Efficiency: A comparison of 2013 conditions and expected profitability to those of 2006 reveals significant gains in efficiency. The industry aggregate operating margin in both years was similar (3.2% in 2006 and 3.3% is expected for 2013) but conditions in 2013 are much more difficult.

Consolidation in domestic markets and joint ventures on some long-haul routes have been key factors in generating efficiency gains to support financial performance. This is illustrated by a rise in the load factor from 76.1 percent in 2006 to an expected 79.8 percent in 2013.

North American airlines are expected to report a $3.6 billion profit. This is slightly ahead of the $3.4 billion previously projected and the $2.3 billion profit reported in 2012. The region is a mature market (particularly for domestic operations). Tight management of capacity in response to the high fuel cost environment will see a 1.3 percent expansion in demand leading a 1.1 percent expansion in capacity.

“The improvements in industry profitability are encouraging.
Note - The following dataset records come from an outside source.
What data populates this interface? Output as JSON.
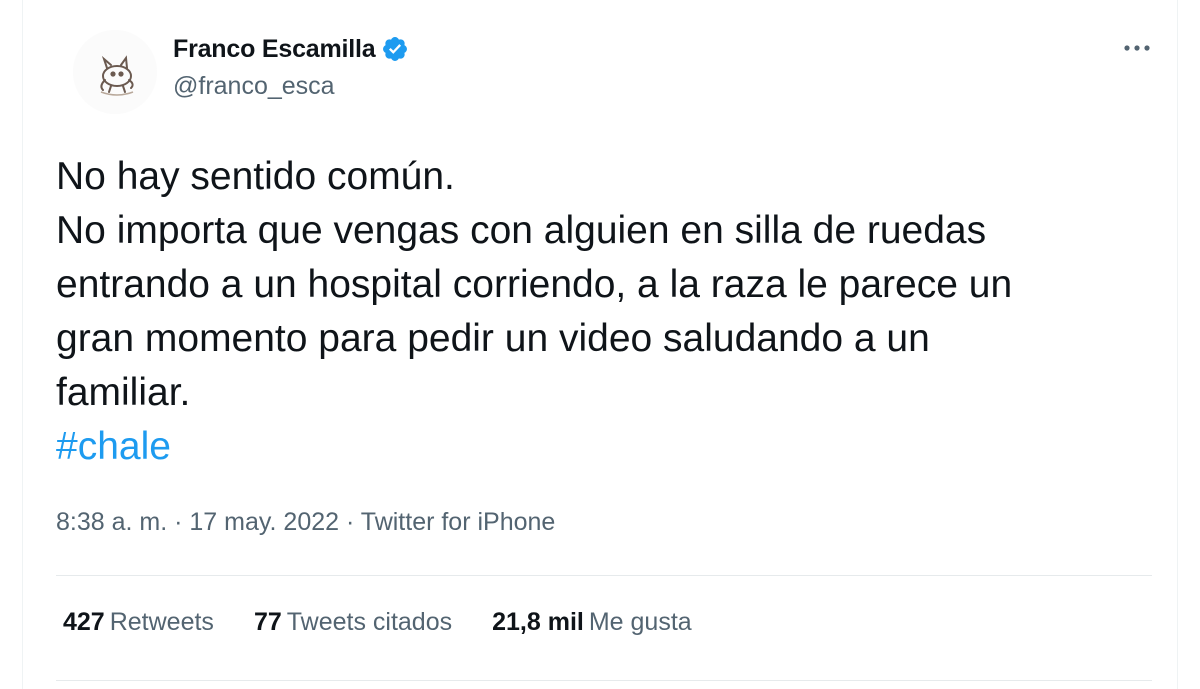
{
  "author": {
    "name": "Franco Escamilla",
    "handle": "@franco_esca",
    "verified": true
  },
  "tweet": {
    "lines": [
      "No hay sentido común.",
      "No importa que vengas con alguien en silla de ruedas",
      "entrando a un hospital corriendo, a la raza le parece un",
      "gran momento para pedir un video saludando a un",
      "familiar."
    ],
    "hashtag": "#chale"
  },
  "meta": {
    "time": "8:38 a. m.",
    "sep1": " · ",
    "date": "17 may. 2022",
    "sep2": " · ",
    "source": "Twitter for iPhone"
  },
  "stats": {
    "retweets_count": "427",
    "retweets_label": "Retweets",
    "quotes_count": "77",
    "quotes_label": "Tweets citados",
    "likes_count": "21,8 mil",
    "likes_label": "Me gusta"
  },
  "colors": {
    "accent": "#1d9bf0",
    "secondary_text": "#536471",
    "primary_text": "#0f1419"
  },
  "icons": {
    "verified": "verified-badge-icon",
    "more": "more-options-icon",
    "avatar": "profile-avatar-cat-illustration"
  }
}
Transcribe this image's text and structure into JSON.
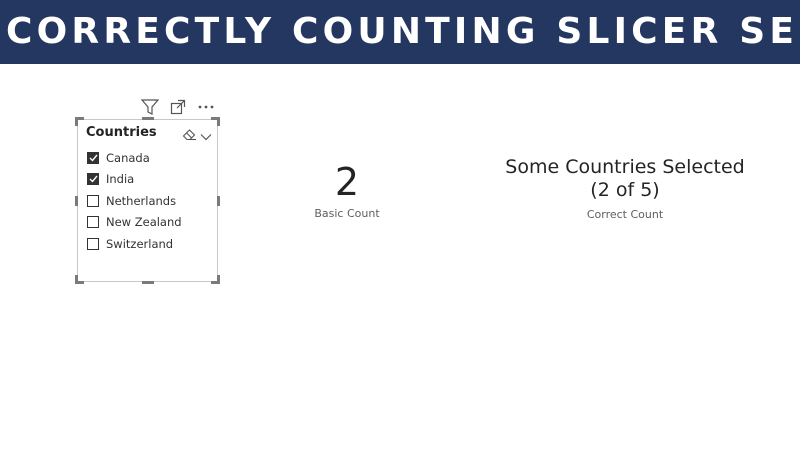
{
  "banner": {
    "title": "CORRECTLY COUNTING SLICER SELECTIONS"
  },
  "visual_header": {
    "icons": [
      "filter-icon",
      "focus-mode-icon",
      "more-options-icon"
    ]
  },
  "slicer": {
    "title": "Countries",
    "items": [
      {
        "label": "Canada",
        "checked": true
      },
      {
        "label": "India",
        "checked": true
      },
      {
        "label": "Netherlands",
        "checked": false
      },
      {
        "label": "New Zealand",
        "checked": false
      },
      {
        "label": "Switzerland",
        "checked": false
      }
    ]
  },
  "basic_card": {
    "value": "2",
    "label": "Basic Count"
  },
  "correct_card": {
    "line1": "Some Countries Selected",
    "line2": "(2 of 5)",
    "label": "Correct Count"
  },
  "colors": {
    "banner": "#243760",
    "text": "#252423",
    "muted": "#605e5c"
  }
}
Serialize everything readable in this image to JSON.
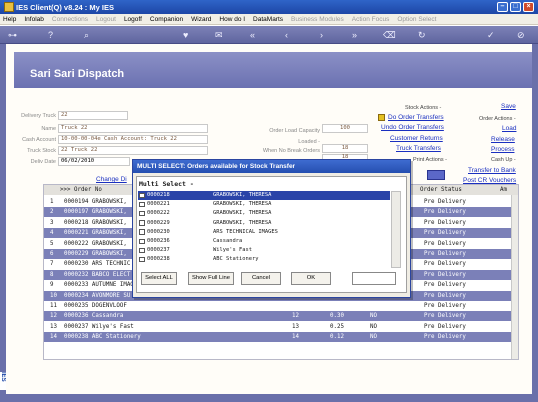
{
  "window": {
    "title": "IES Client(Q) v8.24 : My IES"
  },
  "menu": [
    {
      "label": "Help",
      "enabled": true
    },
    {
      "label": "Infolab",
      "enabled": true
    },
    {
      "label": "Connections",
      "enabled": false
    },
    {
      "label": "Logout",
      "enabled": false
    },
    {
      "label": "Logoff",
      "enabled": true
    },
    {
      "label": "Companion",
      "enabled": true
    },
    {
      "label": "Wizard",
      "enabled": true
    },
    {
      "label": "How do I",
      "enabled": true
    },
    {
      "label": "DataMarts",
      "enabled": true
    },
    {
      "label": "Business Modules",
      "enabled": false
    },
    {
      "label": "Action Focus",
      "enabled": false
    },
    {
      "label": "Option Select",
      "enabled": false
    }
  ],
  "toolbar_icons": [
    "key-icon",
    "help-icon",
    "search-icon",
    "heart-icon",
    "mail-icon",
    "rewind-icon",
    "back-icon",
    "forward-icon",
    "fast-forward-icon",
    "trash-icon",
    "refresh-icon",
    "check-icon",
    "cancel-icon"
  ],
  "screen_title": "Sari Sari Dispatch",
  "form": {
    "delivery_truck_label": "Delivery Truck",
    "delivery_truck": "22",
    "name_label": "Name",
    "name": "Truck 22",
    "cash_account_label": "Cash Account",
    "cash_account": "10-00-00-04e Cash Account: Truck 22",
    "truck_stock_label": "Truck Stock",
    "truck_stock": "22 Truck 22",
    "deliv_date_label": "Deliv Date",
    "deliv_date": "06/02/2010",
    "change_link": "Change Di",
    "order_load_capacity_label": "Order Load Capacity",
    "order_load_capacity": "100",
    "loaded_label": "Loaded -",
    "when_no_break_label": "When No Break Orders",
    "when_no_break": "18",
    "hidden_num": "18"
  },
  "actions": {
    "stock_actions_label": "Stock Actions -",
    "do_order_transfers": "Do Order Transfers",
    "undo_order_transfers": "Undo Order Transfers",
    "customer_returns": "Customer Returns",
    "truck_transfers": "Truck Transfers",
    "print_actions_label": "Print Actions -",
    "save": "Save",
    "order_actions_label": "Order Actions -",
    "load": "Load",
    "release": "Release",
    "process": "Process",
    "cash_up_label": "Cash Up -",
    "transfer_to_bank": "Transfer to Bank",
    "post_cr_vouchers": "Post CR Vouchers"
  },
  "grid": {
    "headers": [
      ">>> Order No",
      "Order Status",
      "Am"
    ],
    "rows": [
      {
        "n": "1",
        "order": "0000194 GRABOWSKI,",
        "qty": "",
        "val": "",
        "flag": "",
        "status": "Pre Delivery",
        "hl": false
      },
      {
        "n": "2",
        "order": "0000197 GRABOWSKI,",
        "qty": "",
        "val": "",
        "flag": "",
        "status": "Pre Delivery",
        "hl": true
      },
      {
        "n": "3",
        "order": "0000218 GRABOWSKI,",
        "qty": "",
        "val": "",
        "flag": "",
        "status": "Pre Delivery",
        "hl": false
      },
      {
        "n": "4",
        "order": "0000221 GRABOWSKI,",
        "qty": "",
        "val": "",
        "flag": "",
        "status": "Pre Delivery",
        "hl": true
      },
      {
        "n": "5",
        "order": "0000222 GRABOWSKI,",
        "qty": "",
        "val": "",
        "flag": "",
        "status": "Pre Delivery",
        "hl": false
      },
      {
        "n": "6",
        "order": "0000229 GRABOWSKI,",
        "qty": "",
        "val": "",
        "flag": "",
        "status": "Pre Delivery",
        "hl": true
      },
      {
        "n": "7",
        "order": "0000230 ARS TECHNIC",
        "qty": "",
        "val": "",
        "flag": "",
        "status": "Pre Delivery",
        "hl": false
      },
      {
        "n": "8",
        "order": "0000232 BABCO ELECT",
        "qty": "",
        "val": "",
        "flag": "",
        "status": "Pre Delivery",
        "hl": true
      },
      {
        "n": "9",
        "order": "0000233 AUTUMNE IMAG",
        "qty": "",
        "val": "",
        "flag": "",
        "status": "Pre Delivery",
        "hl": false
      },
      {
        "n": "10",
        "order": "0000234 AVONMORE SU",
        "qty": "",
        "val": "",
        "flag": "",
        "status": "Pre Delivery",
        "hl": true
      },
      {
        "n": "11",
        "order": "0000235 DOGENVLOOF",
        "qty": "",
        "val": "",
        "flag": "",
        "status": "Pre Delivery",
        "hl": false
      },
      {
        "n": "12",
        "order": "0000236 Cassandra",
        "qty": "12",
        "val": "0.30",
        "flag": "NO",
        "status": "Pre Delivery",
        "hl": true
      },
      {
        "n": "13",
        "order": "0000237 Wilye's Fast",
        "qty": "13",
        "val": "0.25",
        "flag": "NO",
        "status": "Pre Delivery",
        "hl": false
      },
      {
        "n": "14",
        "order": "0000238 ABC Stationery",
        "qty": "14",
        "val": "0.12",
        "flag": "NO",
        "status": "Pre Delivery",
        "hl": true
      }
    ]
  },
  "modal": {
    "title": "MULTI SELECT: Orders available for Stock Transfer",
    "heading": "Multi Select -",
    "items": [
      {
        "code": "0000218",
        "name": "GRABOWSKI, THERESA",
        "selected": true
      },
      {
        "code": "0000221",
        "name": "GRABOWSKI, THERESA",
        "selected": false
      },
      {
        "code": "0000222",
        "name": "GRABOWSKI, THERESA",
        "selected": false
      },
      {
        "code": "0000229",
        "name": "GRABOWSKI, THERESA",
        "selected": false
      },
      {
        "code": "0000230",
        "name": "ARS TECHNICAL IMAGES",
        "selected": false
      },
      {
        "code": "0000236",
        "name": "Cassandra",
        "selected": false
      },
      {
        "code": "0000237",
        "name": "Wilye's Fast",
        "selected": false
      },
      {
        "code": "0000238",
        "name": "ABC Stationery",
        "selected": false
      }
    ],
    "buttons": {
      "select_all": "Select ALL",
      "show_full_line": "Show Full Line",
      "cancel": "Cancel",
      "ok": "OK"
    }
  },
  "side_mark": "IES"
}
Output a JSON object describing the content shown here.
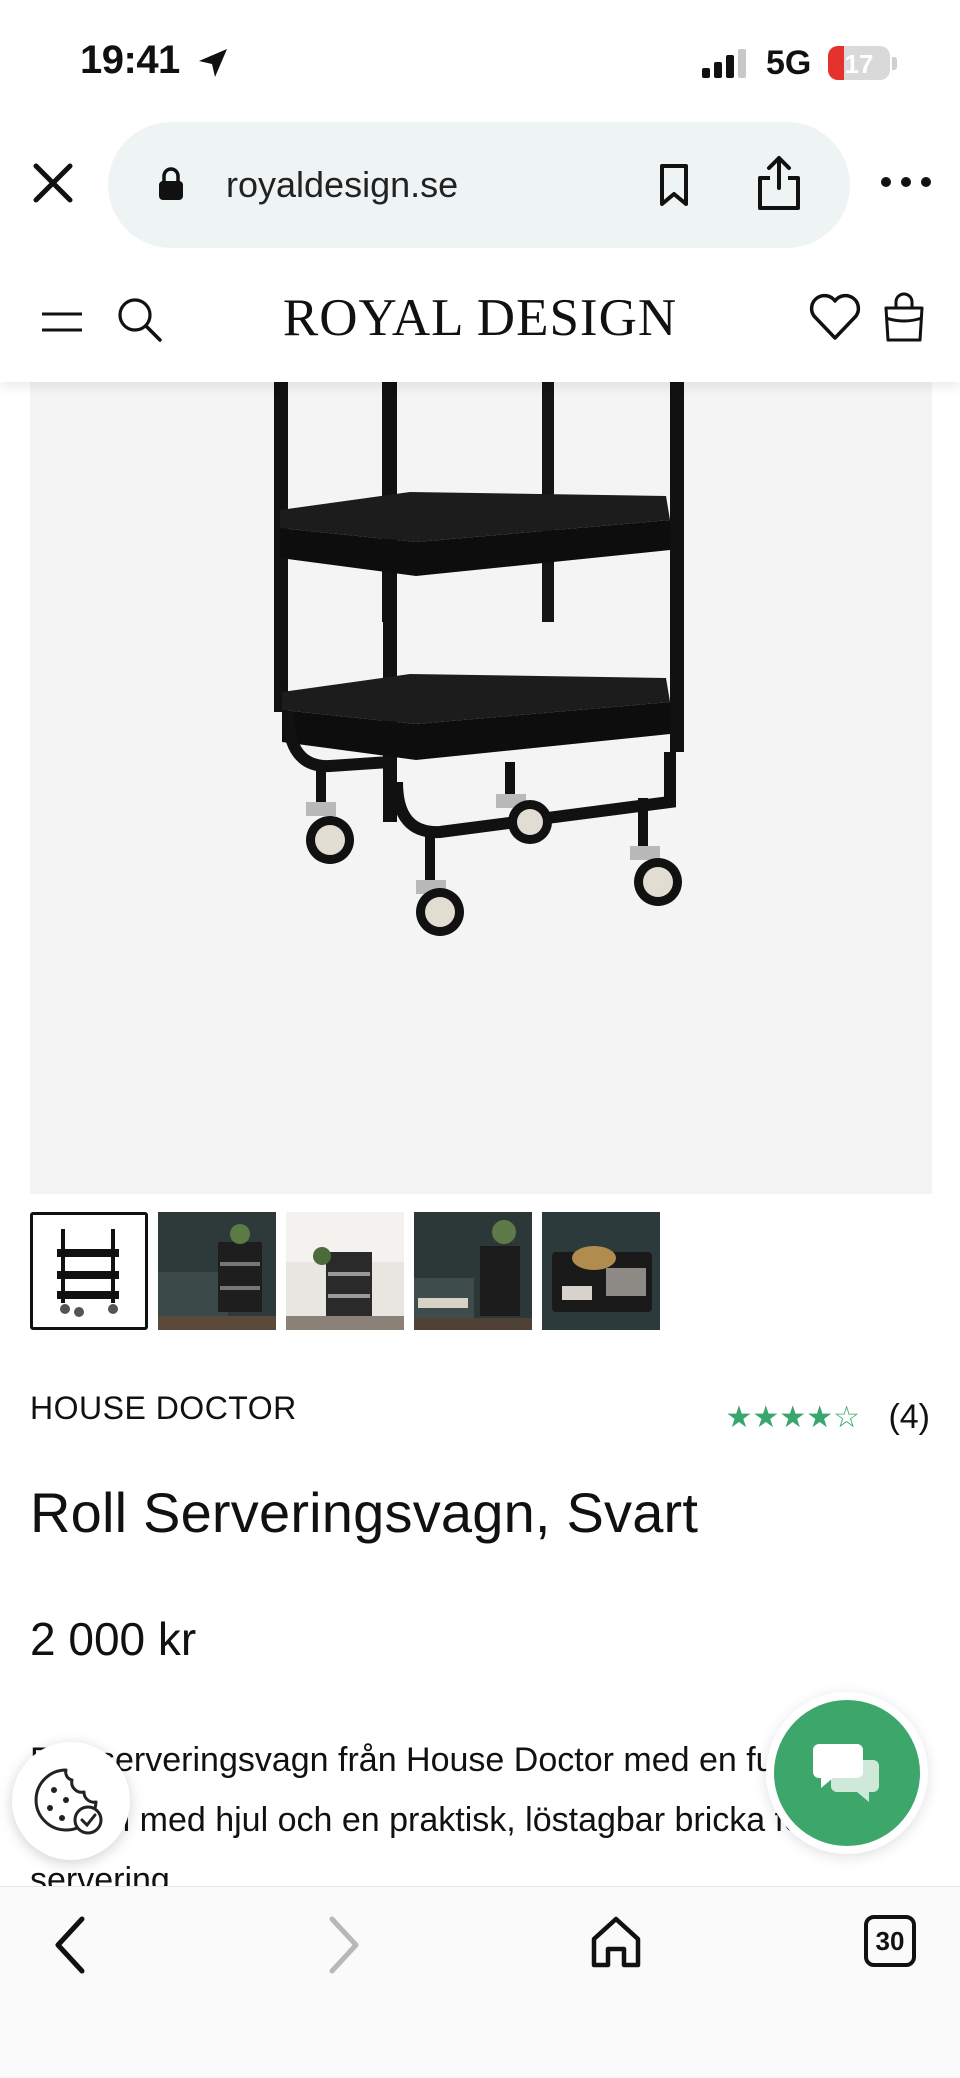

But they must be kept in perspective. We are projecting that airlines will make a net profit of $10.6 billion on $671 billion in industry revenues. By comparison last year Nestle, a single company, made over $11.5 billion in profit on revenues of about $100 billion. Chronic anemic profitability is characteristic across most of the aviation value chain when compared to other sectors. It will require more than improving economic conditions to fix. Neither the challenges nor the benefits of doing so should be underestimated,” said Tyler.

“The only way out of the current economic difficulties that we see around the world is growth. Airlines play an important role, providing connectivity that stimulates business and delivers products to global markets. But we can only do this if the industry is generating sustainable returns,” said Tyler.

“The improved outlook despite the difficult operating environment demonstrates the efficiencies and improvements achieved as the industry has restructured itself over the last decade. But too often governments throw us curve balls. In the last weeks we had some unpleasant reminders. Europe announced proposals for passenger rights legislation that will add costs to flying, but with little or no long-term benefit to consumers, " Tyler said.

"The US budget sequestration will see cuts to air traffic management, security and border control that may cost more economically than the benefit of the cost savings achieved. And the UK’s Air Passenger Duty—the highest aviation tax in the world—will increase again on 1 April. Airlines don’t want special treatment, but they do need a joined-up policy framework that enables them to meet the growing needs for connectivity sustainably. With a 1.6 percent net profit margin, there is very little buffer between profit and loss,” said Tyler.